Na reakcję premiera Mateusza Morawieckiego nie trzeba było długo czekać. Szef polskiego rządu na Twitterze napisał o wspólnym oświadczeniu Polski i Izraela, które wydano w 2016 roku. W tym dokumencie – jak zaznaczył premier – "sprzeciwiają się wszelkim próbom wypaczania historii narodów żydowskiego lub polskiego przez negowanie lub umniejszanie ofiary Żydów podczas Holokaustu lub stosowanie błędnych terminów takich jak 'polskie obozy śmierci".
Chęć rozmowy z ambasador Izraela wyraził Stanisław Karczewski. Marszałek Senatu na Twitterze przypomniał, że nowelizacja ustawy trafi teraz do Senatu.
Szczerski spotka się z ambasador
Dziś Kancelaria Prezydenta poinformowała, że Krzysztof Szczerski jutro spotka się z Anną Azari. W wydanym oświadczeniu zaznaczono, że prace parlamentarne nad wspomnianymi przepisami nie są zakończone.
"Dlatego prezydent RP przedstawi swoją finalną ocenę procedowanych przepisów prawnych po zakończeniu prac parlamentarnych i wnikliwej analizie ostatecznego kształtu ustawy. Prezydent RP respektuje w tej sprawie autonomię prac legislacyjnych w polskim parlamencie" – podkreślił Szczerski.
Głos w tej sprawie zabrała także posłanka PiS. "Nie dajmy się sprowokować. Wyciągane są przeciw Polsce już najcięższe armaty.Ustawa o IPN tylko chroni historyczną prawdę" – napisała na Twitterze Krystyna Pawłowicz.

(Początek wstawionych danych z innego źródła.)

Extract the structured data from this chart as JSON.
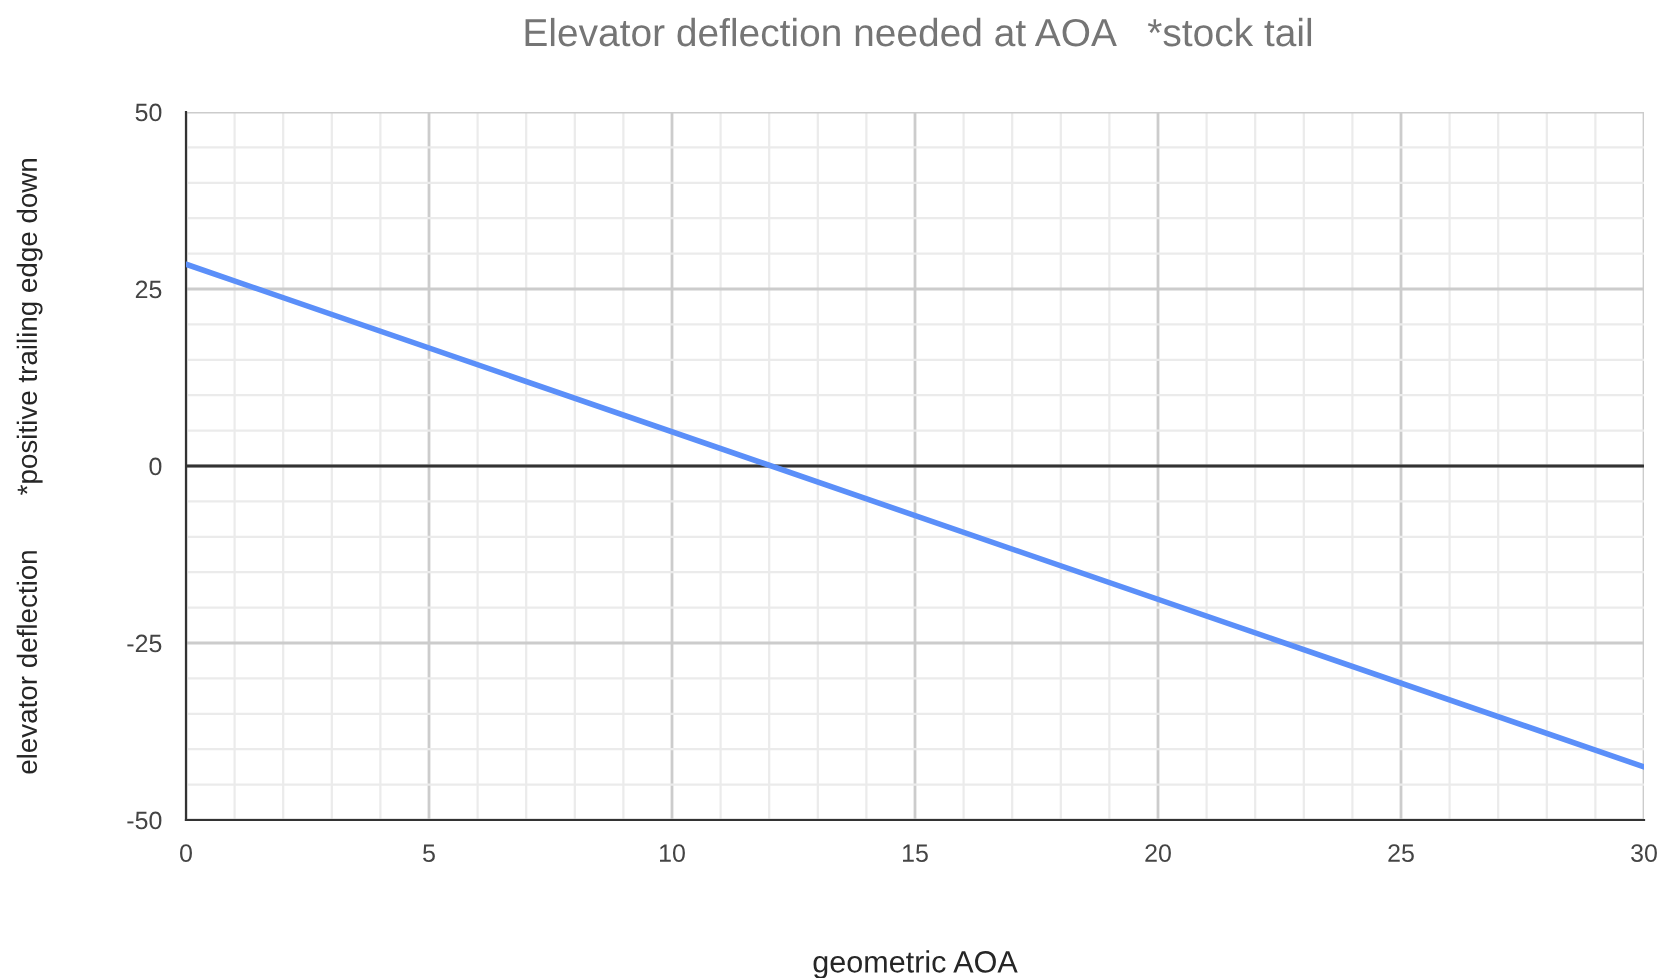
{
  "chart_data": {
    "type": "line",
    "title": "Elevator deflection needed at AOA   *stock tail",
    "xlabel": "geometric AOA",
    "ylabel": "elevator deflection       *positive trailing edge down",
    "x": [
      0,
      30
    ],
    "series": [
      {
        "color": "#5b8ff9",
        "values": [
          28.5,
          -42.5
        ]
      }
    ],
    "xlim": [
      0,
      30
    ],
    "xticks": [
      0,
      5,
      10,
      15,
      20,
      25,
      30
    ],
    "ylim": [
      -50,
      50
    ],
    "yticks": [
      -50,
      -25,
      0,
      25,
      50
    ],
    "ref_lines": [
      {
        "axis": "y",
        "value": 0,
        "color": "#333333"
      }
    ],
    "grid": true,
    "legend": false,
    "marker": "none",
    "line_style": "solid"
  }
}
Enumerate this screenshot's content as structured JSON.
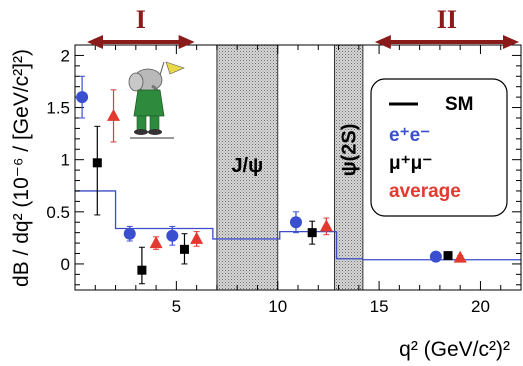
{
  "chart_data": {
    "type": "scatter",
    "title": "",
    "xlabel": "q² (GeV/c²)²",
    "ylabel": "dB / dq² (10⁻⁶ / [GeV/c²]²)",
    "xlim": [
      0,
      22
    ],
    "ylim": [
      -0.25,
      2.1
    ],
    "x_ticks": [
      {
        "value": 5,
        "label": "5"
      },
      {
        "value": 10,
        "label": "10"
      },
      {
        "value": 15,
        "label": "15"
      },
      {
        "value": 20,
        "label": "20"
      }
    ],
    "y_ticks": [
      {
        "value": 0,
        "label": "0"
      },
      {
        "value": 0.5,
        "label": "0.5"
      },
      {
        "value": 1,
        "label": "1"
      },
      {
        "value": 1.5,
        "label": "1.5"
      },
      {
        "value": 2,
        "label": "2"
      }
    ],
    "legend": {
      "position": "right",
      "entries": [
        {
          "label": "SM",
          "color": "#000000"
        },
        {
          "label": "e⁺e⁻",
          "color": "#3a4fd0"
        },
        {
          "label": "μ⁺μ⁻",
          "color": "#000000"
        },
        {
          "label": "average",
          "color": "#e23a2f"
        }
      ]
    },
    "series": [
      {
        "name": "e⁺e⁻",
        "color": "#3a4fd0",
        "marker": "circle",
        "points": [
          {
            "x": 0.35,
            "y": 1.6,
            "err": [
              0.2,
              0.2
            ]
          },
          {
            "x": 2.7,
            "y": 0.29,
            "err": [
              0.07,
              0.07
            ]
          },
          {
            "x": 4.8,
            "y": 0.27,
            "err": [
              0.09,
              0.09
            ]
          },
          {
            "x": 10.9,
            "y": 0.4,
            "err": [
              0.1,
              0.1
            ]
          },
          {
            "x": 17.8,
            "y": 0.07,
            "err": [
              0.03,
              0.03
            ]
          }
        ]
      },
      {
        "name": "μ⁺μ⁻",
        "color": "#000000",
        "marker": "square",
        "points": [
          {
            "x": 1.1,
            "y": 0.97,
            "err": [
              0.5,
              0.35
            ]
          },
          {
            "x": 3.3,
            "y": -0.06,
            "err": [
              0.13,
              0.22
            ]
          },
          {
            "x": 5.4,
            "y": 0.14,
            "err": [
              0.14,
              0.15
            ]
          },
          {
            "x": 11.7,
            "y": 0.3,
            "err": [
              0.11,
              0.11
            ]
          },
          {
            "x": 18.4,
            "y": 0.08,
            "err": [
              0.03,
              0.03
            ]
          }
        ]
      },
      {
        "name": "average",
        "color": "#e23a2f",
        "marker": "triangle",
        "points": [
          {
            "x": 1.9,
            "y": 1.42,
            "err": [
              0.25,
              0.25
            ]
          },
          {
            "x": 4.0,
            "y": 0.2,
            "err": [
              0.06,
              0.06
            ]
          },
          {
            "x": 6.0,
            "y": 0.24,
            "err": [
              0.07,
              0.07
            ]
          },
          {
            "x": 12.4,
            "y": 0.36,
            "err": [
              0.08,
              0.08
            ]
          },
          {
            "x": 19.0,
            "y": 0.06,
            "err": [
              0.02,
              0.02
            ]
          }
        ]
      }
    ],
    "sm_curve": {
      "name": "SM",
      "color": "#3b4cc8",
      "steps": [
        {
          "x0": 0.0,
          "x1": 2.0,
          "y": 0.7
        },
        {
          "x0": 2.0,
          "x1": 4.3,
          "y": 0.34
        },
        {
          "x0": 4.3,
          "x1": 6.8,
          "y": 0.34
        },
        {
          "x0": 6.8,
          "x1": 10.1,
          "y": 0.24
        },
        {
          "x0": 10.1,
          "x1": 12.9,
          "y": 0.31
        },
        {
          "x0": 12.9,
          "x1": 14.2,
          "y": 0.05
        },
        {
          "x0": 14.2,
          "x1": 22.0,
          "y": 0.04
        }
      ]
    },
    "vetoed_bands": [
      {
        "x0": 7.0,
        "x1": 10.0,
        "label": "J/ψ"
      },
      {
        "x0": 12.8,
        "x1": 14.2,
        "label": "ψ(2S)"
      }
    ],
    "regions": [
      {
        "label": "I",
        "x0": 0.0,
        "x1": 6.0
      },
      {
        "label": "II",
        "x0": 14.2,
        "x1": 22.0
      }
    ],
    "region_color": "#8b1a1a"
  }
}
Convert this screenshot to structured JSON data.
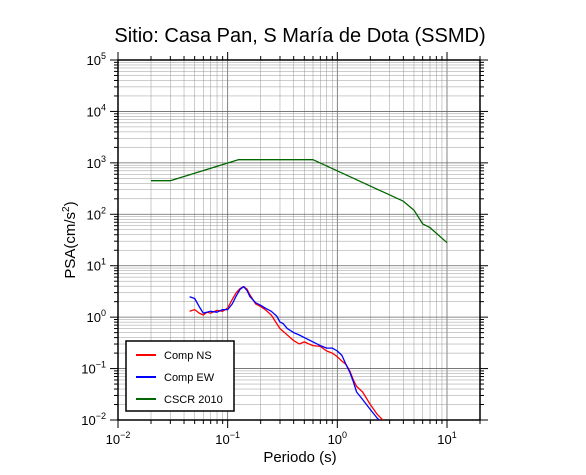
{
  "chart_data": {
    "type": "line",
    "title": "Sitio: Casa Pan, S María de Dota (SSMD)",
    "xlabel": "Periodo (s)",
    "ylabel_main": "PSA(cm/s",
    "ylabel_sup": "2",
    "ylabel_tail": ")",
    "xscale": "log",
    "yscale": "log",
    "xlim": [
      0.01,
      20
    ],
    "ylim": [
      0.01,
      100000
    ],
    "grid": true,
    "legend_position": "bottom-left",
    "x_ticks": [
      {
        "base": "10",
        "exp": "−2",
        "value": 0.01
      },
      {
        "base": "10",
        "exp": "−1",
        "value": 0.1
      },
      {
        "base": "10",
        "exp": "0",
        "value": 1
      },
      {
        "base": "10",
        "exp": "1",
        "value": 10
      }
    ],
    "y_ticks": [
      {
        "base": "10",
        "exp": "−2",
        "value": 0.01
      },
      {
        "base": "10",
        "exp": "−1",
        "value": 0.1
      },
      {
        "base": "10",
        "exp": "0",
        "value": 1
      },
      {
        "base": "10",
        "exp": "1",
        "value": 10
      },
      {
        "base": "10",
        "exp": "2",
        "value": 100
      },
      {
        "base": "10",
        "exp": "3",
        "value": 1000
      },
      {
        "base": "10",
        "exp": "4",
        "value": 10000
      },
      {
        "base": "10",
        "exp": "5",
        "value": 100000
      }
    ],
    "series": [
      {
        "name": "Comp NS",
        "color": "#ff0000",
        "points": [
          [
            0.045,
            1.3
          ],
          [
            0.05,
            1.4
          ],
          [
            0.055,
            1.2
          ],
          [
            0.06,
            1.1
          ],
          [
            0.065,
            1.25
          ],
          [
            0.07,
            1.2
          ],
          [
            0.08,
            1.35
          ],
          [
            0.09,
            1.3
          ],
          [
            0.1,
            1.5
          ],
          [
            0.11,
            2.2
          ],
          [
            0.12,
            3.0
          ],
          [
            0.13,
            3.6
          ],
          [
            0.14,
            3.9
          ],
          [
            0.15,
            3.5
          ],
          [
            0.16,
            2.7
          ],
          [
            0.18,
            1.8
          ],
          [
            0.2,
            1.6
          ],
          [
            0.22,
            1.4
          ],
          [
            0.25,
            1.1
          ],
          [
            0.28,
            0.75
          ],
          [
            0.3,
            0.6
          ],
          [
            0.35,
            0.45
          ],
          [
            0.4,
            0.35
          ],
          [
            0.45,
            0.3
          ],
          [
            0.5,
            0.33
          ],
          [
            0.55,
            0.3
          ],
          [
            0.6,
            0.28
          ],
          [
            0.7,
            0.27
          ],
          [
            0.8,
            0.22
          ],
          [
            0.9,
            0.2
          ],
          [
            1.0,
            0.17
          ],
          [
            1.1,
            0.14
          ],
          [
            1.2,
            0.12
          ],
          [
            1.3,
            0.09
          ],
          [
            1.4,
            0.06
          ],
          [
            1.5,
            0.045
          ],
          [
            1.7,
            0.035
          ],
          [
            2.0,
            0.02
          ],
          [
            2.3,
            0.013
          ],
          [
            2.6,
            0.01
          ]
        ]
      },
      {
        "name": "Comp EW",
        "color": "#0000ff",
        "points": [
          [
            0.045,
            2.5
          ],
          [
            0.05,
            2.3
          ],
          [
            0.055,
            1.6
          ],
          [
            0.06,
            1.2
          ],
          [
            0.07,
            1.3
          ],
          [
            0.08,
            1.25
          ],
          [
            0.09,
            1.4
          ],
          [
            0.1,
            1.4
          ],
          [
            0.11,
            1.8
          ],
          [
            0.12,
            2.6
          ],
          [
            0.13,
            3.5
          ],
          [
            0.14,
            3.9
          ],
          [
            0.15,
            3.3
          ],
          [
            0.16,
            2.5
          ],
          [
            0.18,
            1.9
          ],
          [
            0.2,
            1.7
          ],
          [
            0.22,
            1.5
          ],
          [
            0.25,
            1.3
          ],
          [
            0.28,
            1.05
          ],
          [
            0.3,
            0.8
          ],
          [
            0.32,
            0.75
          ],
          [
            0.35,
            0.6
          ],
          [
            0.4,
            0.5
          ],
          [
            0.45,
            0.45
          ],
          [
            0.5,
            0.4
          ],
          [
            0.6,
            0.33
          ],
          [
            0.7,
            0.28
          ],
          [
            0.8,
            0.25
          ],
          [
            0.9,
            0.25
          ],
          [
            1.0,
            0.22
          ],
          [
            1.1,
            0.18
          ],
          [
            1.2,
            0.12
          ],
          [
            1.3,
            0.085
          ],
          [
            1.4,
            0.055
          ],
          [
            1.5,
            0.035
          ],
          [
            1.7,
            0.025
          ],
          [
            2.0,
            0.016
          ],
          [
            2.3,
            0.011
          ],
          [
            2.4,
            0.01
          ]
        ]
      },
      {
        "name": "CSCR 2010",
        "color": "#006600",
        "points": [
          [
            0.02,
            450
          ],
          [
            0.03,
            450
          ],
          [
            0.125,
            1150
          ],
          [
            0.6,
            1150
          ],
          [
            4.0,
            180
          ],
          [
            5.0,
            120
          ],
          [
            6.0,
            65
          ],
          [
            7.0,
            55
          ],
          [
            10.0,
            28
          ]
        ]
      }
    ]
  }
}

Znowelizowana ustawa o IPN
Przypomnijmy, że w piątek Sejm przyjął nowelizację ustawy o Instytucie Pamięci Narodowej. Zakłada ona karę do trzech lat więzienia lub grzywny za "przypisywanie narodowi polskiemu odpowiedzialności lub współodpowiedzialności za popełnione przez III Rzeszę Niemiecką zbrodnie nazistowskie (...) lub w inny sposób rażące pomniejszanie odpowiedzialności rzeczywistych sprawców tych zbrodni".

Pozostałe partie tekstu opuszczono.